My career spiked consistently up for a long time. Once I finally got a "real" job, I leveraged that into a bigger and better job within the same company. I climbed somewhat in that job, steadily, until after 10 years the choices were to either wait out the retirement of my boss, or look outside. The boss had settled comfortably and had no reason to want to quit. So I looked around, and found a dream job in California that had money, prestige, promise, a view of the "Hollywood" sign, a place on the beach, etc.
I followed that up with some risky decisions. The first was to join a company that had potential, but ideologically was a total sellout of my values. I did it for the money. Big mistake, and that marriage did not take for a variety of reasons. I do not blame them. I totally blame myself.
The next big job I landed was outstanding, and I worked with an original team of visionaries and hard workers. We did great things and to this day we remain close.
Then I gambled, and joined a startup with enormous upside. It ended unexpectedly... like the death of someone healthy. Investors basically chickened out. Some think they were bought out. Either way, 26 of us were tossed aside on a sunny Friday afternoon.
That turned into an opportunity I used to get back into college and finish my degree, but while working for a company that was in a struggling industry with uncertain leadership. Not a formula for success, and that company had wave after wave of layoffs before being gobbled up in a merger. Before that merger, I was swept out on one of those late waves, along with several other top-notch co-workers.
I jumped from that ledge to a smaller one, and got laid off in another downsizing two years later. Recession = repression.

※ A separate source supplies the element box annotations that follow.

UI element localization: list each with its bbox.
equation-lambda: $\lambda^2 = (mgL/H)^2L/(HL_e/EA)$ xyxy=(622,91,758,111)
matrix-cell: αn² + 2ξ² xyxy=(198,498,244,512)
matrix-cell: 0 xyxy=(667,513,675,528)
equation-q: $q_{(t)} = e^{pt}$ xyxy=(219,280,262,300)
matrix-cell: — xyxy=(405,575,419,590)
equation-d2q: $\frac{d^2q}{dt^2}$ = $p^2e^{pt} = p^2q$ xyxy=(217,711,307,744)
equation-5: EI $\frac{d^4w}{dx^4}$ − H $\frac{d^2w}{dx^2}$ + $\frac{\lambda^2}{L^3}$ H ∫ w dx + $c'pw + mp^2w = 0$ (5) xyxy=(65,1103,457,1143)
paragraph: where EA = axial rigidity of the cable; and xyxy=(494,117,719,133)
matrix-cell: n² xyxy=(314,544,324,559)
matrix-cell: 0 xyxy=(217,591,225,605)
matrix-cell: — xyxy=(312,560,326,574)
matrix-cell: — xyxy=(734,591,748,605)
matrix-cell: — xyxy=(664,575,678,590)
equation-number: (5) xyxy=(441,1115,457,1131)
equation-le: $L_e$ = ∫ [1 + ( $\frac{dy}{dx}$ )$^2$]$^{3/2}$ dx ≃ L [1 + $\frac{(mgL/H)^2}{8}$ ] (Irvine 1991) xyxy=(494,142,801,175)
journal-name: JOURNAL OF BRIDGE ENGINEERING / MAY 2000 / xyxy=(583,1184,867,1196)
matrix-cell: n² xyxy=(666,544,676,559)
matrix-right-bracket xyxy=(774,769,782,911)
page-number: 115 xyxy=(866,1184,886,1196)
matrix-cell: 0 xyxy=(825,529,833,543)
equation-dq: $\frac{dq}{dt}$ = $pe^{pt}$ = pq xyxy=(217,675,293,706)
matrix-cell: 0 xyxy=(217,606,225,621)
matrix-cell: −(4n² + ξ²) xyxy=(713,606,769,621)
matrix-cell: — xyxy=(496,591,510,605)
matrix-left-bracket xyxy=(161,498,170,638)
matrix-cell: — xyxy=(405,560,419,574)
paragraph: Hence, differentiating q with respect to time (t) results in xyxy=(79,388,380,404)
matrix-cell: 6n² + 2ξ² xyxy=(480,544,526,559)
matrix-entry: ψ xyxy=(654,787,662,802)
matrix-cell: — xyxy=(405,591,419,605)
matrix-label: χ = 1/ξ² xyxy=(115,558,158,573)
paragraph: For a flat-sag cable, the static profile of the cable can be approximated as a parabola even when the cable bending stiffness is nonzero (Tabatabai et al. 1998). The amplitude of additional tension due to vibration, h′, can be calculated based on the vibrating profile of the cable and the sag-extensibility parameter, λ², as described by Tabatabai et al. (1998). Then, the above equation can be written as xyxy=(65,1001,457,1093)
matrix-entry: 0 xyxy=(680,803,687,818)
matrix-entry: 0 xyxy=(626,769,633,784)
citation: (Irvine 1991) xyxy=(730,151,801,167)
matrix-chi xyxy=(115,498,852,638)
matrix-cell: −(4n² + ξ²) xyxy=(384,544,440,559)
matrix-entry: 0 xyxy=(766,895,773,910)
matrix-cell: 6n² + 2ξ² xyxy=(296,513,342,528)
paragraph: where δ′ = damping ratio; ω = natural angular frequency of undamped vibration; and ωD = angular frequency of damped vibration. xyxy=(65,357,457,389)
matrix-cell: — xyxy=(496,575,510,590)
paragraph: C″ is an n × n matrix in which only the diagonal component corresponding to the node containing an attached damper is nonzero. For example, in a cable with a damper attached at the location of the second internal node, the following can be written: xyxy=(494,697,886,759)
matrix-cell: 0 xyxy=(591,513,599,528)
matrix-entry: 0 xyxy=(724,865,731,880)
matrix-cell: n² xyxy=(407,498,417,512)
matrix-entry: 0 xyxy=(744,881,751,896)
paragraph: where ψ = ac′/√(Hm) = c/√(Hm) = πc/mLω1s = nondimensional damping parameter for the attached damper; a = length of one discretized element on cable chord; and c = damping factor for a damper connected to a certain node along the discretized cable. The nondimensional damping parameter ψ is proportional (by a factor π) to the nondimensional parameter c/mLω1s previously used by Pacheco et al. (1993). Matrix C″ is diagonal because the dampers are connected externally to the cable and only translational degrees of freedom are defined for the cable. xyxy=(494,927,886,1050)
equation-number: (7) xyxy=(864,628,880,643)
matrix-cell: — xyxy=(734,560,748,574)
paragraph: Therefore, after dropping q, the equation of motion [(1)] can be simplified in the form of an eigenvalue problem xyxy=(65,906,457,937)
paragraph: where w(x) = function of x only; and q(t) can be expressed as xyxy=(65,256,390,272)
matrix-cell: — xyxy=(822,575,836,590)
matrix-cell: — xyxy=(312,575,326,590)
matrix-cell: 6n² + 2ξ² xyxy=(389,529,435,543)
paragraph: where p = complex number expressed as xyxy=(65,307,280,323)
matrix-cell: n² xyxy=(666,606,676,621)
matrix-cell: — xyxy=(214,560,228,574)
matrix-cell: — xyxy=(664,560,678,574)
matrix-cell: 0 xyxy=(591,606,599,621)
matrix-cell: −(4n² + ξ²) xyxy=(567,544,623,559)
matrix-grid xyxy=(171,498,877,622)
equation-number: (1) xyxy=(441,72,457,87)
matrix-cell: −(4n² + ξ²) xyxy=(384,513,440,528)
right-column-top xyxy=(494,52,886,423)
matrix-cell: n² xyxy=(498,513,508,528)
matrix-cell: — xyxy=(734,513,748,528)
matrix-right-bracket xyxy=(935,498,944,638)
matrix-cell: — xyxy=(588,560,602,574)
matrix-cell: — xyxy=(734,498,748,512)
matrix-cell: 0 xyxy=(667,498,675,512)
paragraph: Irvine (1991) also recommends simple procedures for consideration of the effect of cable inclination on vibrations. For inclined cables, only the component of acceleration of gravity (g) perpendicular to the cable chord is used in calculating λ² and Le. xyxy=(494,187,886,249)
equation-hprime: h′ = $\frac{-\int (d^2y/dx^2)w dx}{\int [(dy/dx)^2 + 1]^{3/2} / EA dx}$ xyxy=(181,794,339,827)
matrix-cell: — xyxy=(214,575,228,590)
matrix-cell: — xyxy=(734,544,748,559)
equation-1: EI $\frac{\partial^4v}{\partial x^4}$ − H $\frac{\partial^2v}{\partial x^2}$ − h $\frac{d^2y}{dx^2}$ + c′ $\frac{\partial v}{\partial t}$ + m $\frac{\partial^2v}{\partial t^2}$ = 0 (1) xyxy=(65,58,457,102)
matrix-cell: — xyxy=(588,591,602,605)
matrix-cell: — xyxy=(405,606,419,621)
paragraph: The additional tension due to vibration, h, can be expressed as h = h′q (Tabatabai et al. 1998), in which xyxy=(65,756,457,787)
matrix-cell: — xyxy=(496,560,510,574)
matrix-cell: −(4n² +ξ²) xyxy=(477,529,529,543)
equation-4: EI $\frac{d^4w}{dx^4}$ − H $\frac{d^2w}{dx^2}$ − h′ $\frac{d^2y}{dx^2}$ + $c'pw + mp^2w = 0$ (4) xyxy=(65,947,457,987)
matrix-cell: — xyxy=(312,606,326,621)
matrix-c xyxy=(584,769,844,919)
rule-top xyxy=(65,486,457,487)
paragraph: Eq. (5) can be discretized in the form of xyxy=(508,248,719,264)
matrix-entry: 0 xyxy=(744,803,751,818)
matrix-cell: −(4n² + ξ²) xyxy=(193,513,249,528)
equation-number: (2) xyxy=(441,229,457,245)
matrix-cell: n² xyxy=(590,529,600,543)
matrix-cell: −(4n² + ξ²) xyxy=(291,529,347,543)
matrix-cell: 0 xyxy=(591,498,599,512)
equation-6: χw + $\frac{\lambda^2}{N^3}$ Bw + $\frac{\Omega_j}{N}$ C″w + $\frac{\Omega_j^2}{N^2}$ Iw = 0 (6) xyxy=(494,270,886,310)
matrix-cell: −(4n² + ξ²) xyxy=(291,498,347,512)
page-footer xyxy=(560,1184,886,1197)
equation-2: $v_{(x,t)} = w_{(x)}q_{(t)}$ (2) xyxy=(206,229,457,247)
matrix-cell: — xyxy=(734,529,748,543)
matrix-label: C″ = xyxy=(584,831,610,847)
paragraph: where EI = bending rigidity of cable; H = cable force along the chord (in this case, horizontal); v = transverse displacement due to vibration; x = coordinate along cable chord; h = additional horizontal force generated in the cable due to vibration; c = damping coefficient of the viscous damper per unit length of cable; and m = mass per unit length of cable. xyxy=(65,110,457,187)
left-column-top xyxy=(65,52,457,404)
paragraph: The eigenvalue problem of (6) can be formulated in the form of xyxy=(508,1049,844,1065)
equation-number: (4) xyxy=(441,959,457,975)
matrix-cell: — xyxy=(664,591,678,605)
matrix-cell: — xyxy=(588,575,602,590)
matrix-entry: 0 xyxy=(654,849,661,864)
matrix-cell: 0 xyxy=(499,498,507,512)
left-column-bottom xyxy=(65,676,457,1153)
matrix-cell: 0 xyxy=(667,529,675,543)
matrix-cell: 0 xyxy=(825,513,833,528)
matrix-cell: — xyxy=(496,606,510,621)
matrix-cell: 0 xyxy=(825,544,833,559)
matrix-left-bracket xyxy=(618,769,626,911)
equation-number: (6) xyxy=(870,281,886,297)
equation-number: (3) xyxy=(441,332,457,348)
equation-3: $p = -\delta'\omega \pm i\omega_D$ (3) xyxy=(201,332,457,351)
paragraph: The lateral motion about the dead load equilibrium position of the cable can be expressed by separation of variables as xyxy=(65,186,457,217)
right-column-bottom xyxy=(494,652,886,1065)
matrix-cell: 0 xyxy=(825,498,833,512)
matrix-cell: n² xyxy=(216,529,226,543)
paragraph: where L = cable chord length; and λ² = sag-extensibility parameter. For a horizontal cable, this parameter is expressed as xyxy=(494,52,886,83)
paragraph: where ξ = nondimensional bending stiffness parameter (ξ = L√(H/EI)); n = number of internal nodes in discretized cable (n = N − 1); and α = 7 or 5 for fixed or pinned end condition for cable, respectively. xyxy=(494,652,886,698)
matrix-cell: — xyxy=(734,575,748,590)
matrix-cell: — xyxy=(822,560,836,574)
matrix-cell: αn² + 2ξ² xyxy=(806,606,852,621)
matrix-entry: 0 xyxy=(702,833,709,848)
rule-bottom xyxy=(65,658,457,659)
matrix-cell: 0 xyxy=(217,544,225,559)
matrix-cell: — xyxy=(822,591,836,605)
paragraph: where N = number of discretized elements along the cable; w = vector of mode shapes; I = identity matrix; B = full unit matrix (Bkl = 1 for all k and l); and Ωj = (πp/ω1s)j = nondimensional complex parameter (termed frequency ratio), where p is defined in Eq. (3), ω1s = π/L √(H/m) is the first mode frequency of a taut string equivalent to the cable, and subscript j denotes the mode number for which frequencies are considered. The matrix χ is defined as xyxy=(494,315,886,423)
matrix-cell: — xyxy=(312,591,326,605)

But for the most part, I've avoided the next step: depression. It's frustrating that for the last 18 months I've had to take freelance jobs and part-time jobs. It's difficult to accept the near-misses/rejection and/or outright disinterest of hundreds of other job prospects over that timespan.
It's hard to know you have ability and can contribute to the success of a business, but cannot get the opportunity to do so.

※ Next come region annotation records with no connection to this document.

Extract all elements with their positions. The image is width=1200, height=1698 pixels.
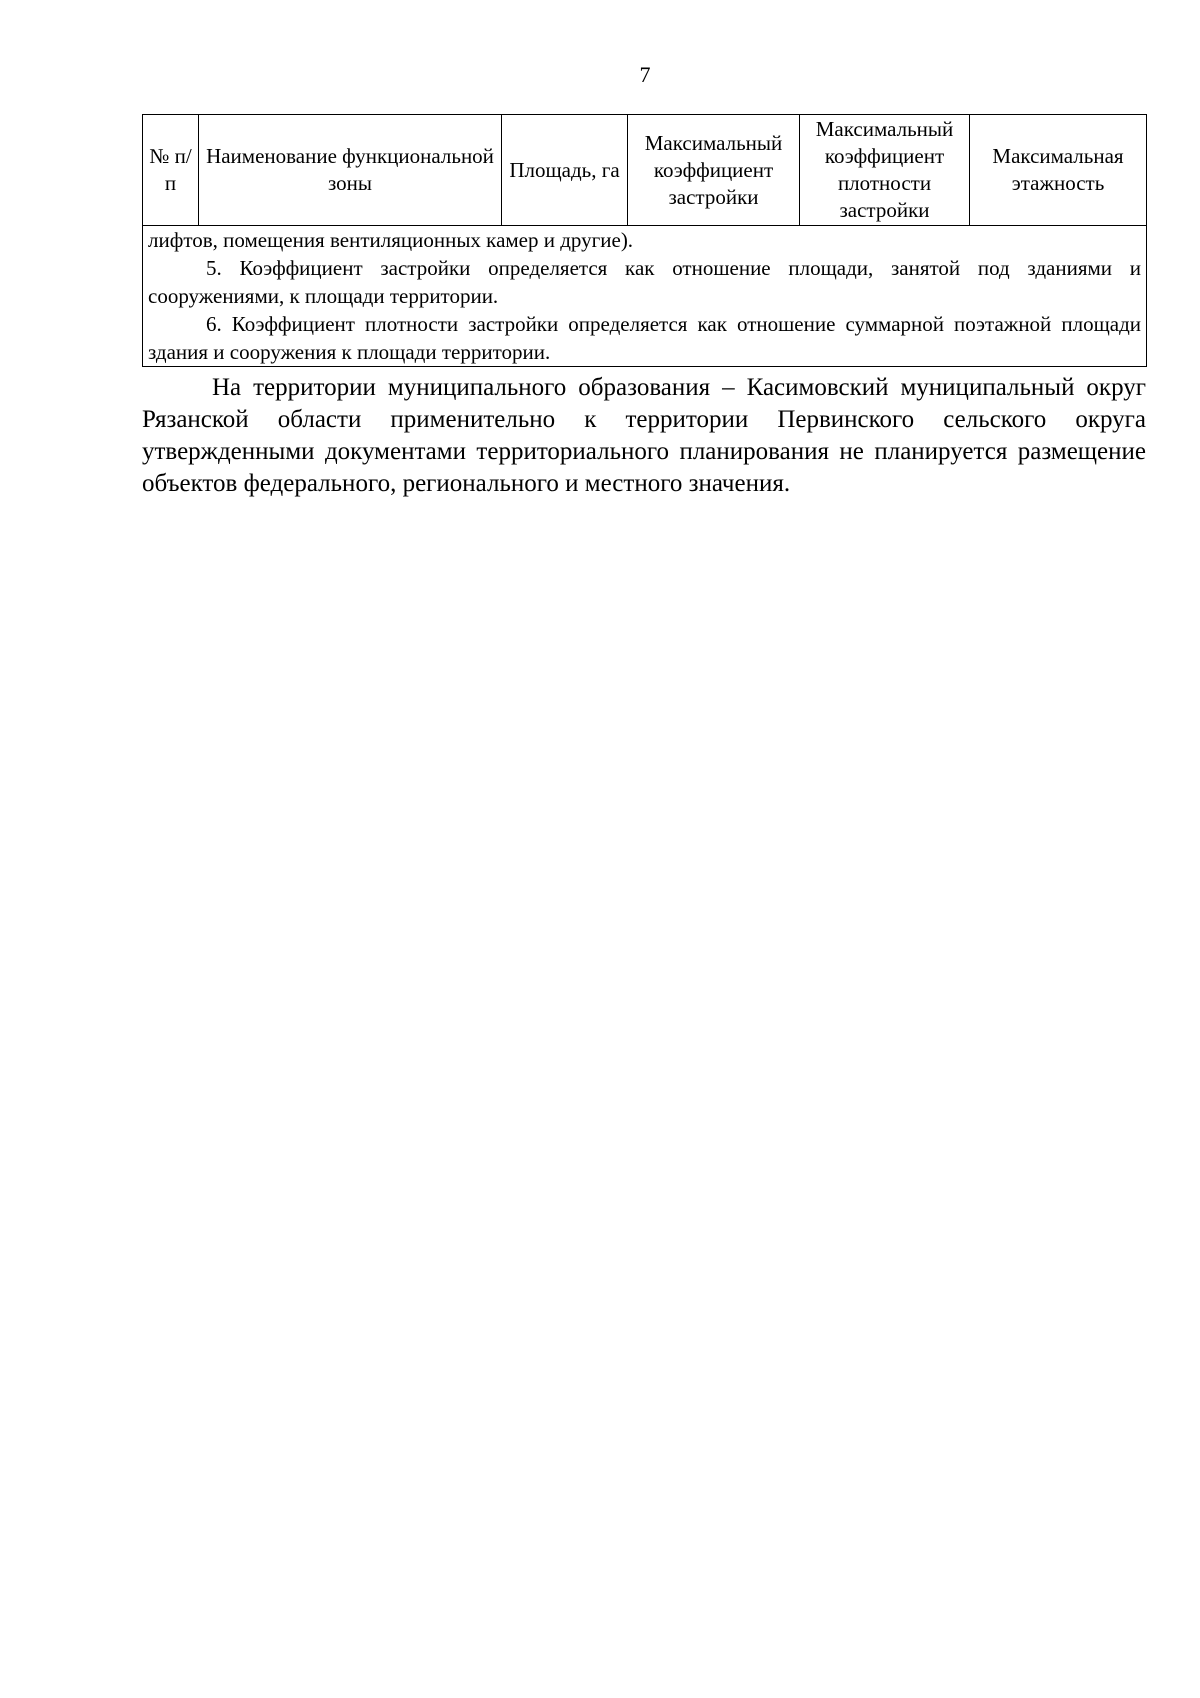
header-max-floors: Максимальная этажность xyxy=(970,115,1147,226)
functional-zones-table xyxy=(142,114,1147,367)
note-continuation: лифтов, помещения вентиляционных камер и другие). xyxy=(148,228,634,252)
table-header-row xyxy=(143,115,1147,226)
header-area: Площадь, га xyxy=(502,115,628,226)
table-notes-cell xyxy=(143,226,1147,367)
header-max-density-coef: Максимальный коэффициент плотности застройки xyxy=(800,115,970,226)
header-max-build-coef: Максимальный коэффициент застройки xyxy=(628,115,800,226)
note-6: 6. Коэффициент плотности застройки определяется как отношение суммарной поэтажной площади здания и сооружения к площади территории. xyxy=(148,312,1141,364)
page-number: 7 xyxy=(639,62,651,87)
note-5: 5. Коэффициент застройки определяется как отношение площади, занятой под зданиями и сооружениями, к площади территории. xyxy=(148,256,1141,308)
table-notes-row xyxy=(143,226,1147,367)
body-paragraph: На территории муниципального образования – Касимовский муниципальный округ Рязанской области применительно к территории Первинского сельского округа утвержденными документами территориального планирования не планируется размещение объектов федерального, регионального и местного значения. xyxy=(142,374,1146,497)
header-num: № п/п xyxy=(143,115,199,226)
header-zone-name: Наименование функциональной зоны xyxy=(199,115,502,226)
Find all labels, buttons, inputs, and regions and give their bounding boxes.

But I cannot allow myself to let those discouragements linger.
One of the big advantages to moving to Boston is that the job market here and in Massachusetts in general is strong. In the few weeks we have been here, the first order of business was to get settled in and take care of the transition while M gets rolling in her job. But in the last two weeks, I've turned more focus toward rejoining the workforce and providing an additional revenue stream to the household.
I had my first interview Tuesday. I think I will get some opportunities, although that will be also on a freelance/part-time basis. This week I've been busily chasing other leads -- which are indeed plentiful -- and building up hopes.
I've basically been a housewife since I've been here. And that's not meant as a slam to housewives. There are tons of positives about keeping the home tidy, handling the responsibilities of taking care of the pets and budget and things that contribute to our shared quality of life. But I didn't go back to college to do this. And every time I think of wanting to attend an event, purchase a non-essential item, or even book a flight back to Texas for Thanksgiving, I worry about money. If I have a steady income, or ANY income, it will alleviate some stress.
Yet after a time of getting turned down, you can wonder what you're doing wrong. Is it you? Probably not. Maybe not. But you still have doubts.
And doubts are dangerous.
So I'm working hard to keep my attitude up.
(This would be a good place to provide positive feedback, dear readers. But it's also OK not to. Because ultimately, this one's on me, and I can't lean on anyone else to make the changes and differences needed that allow me to fight on.)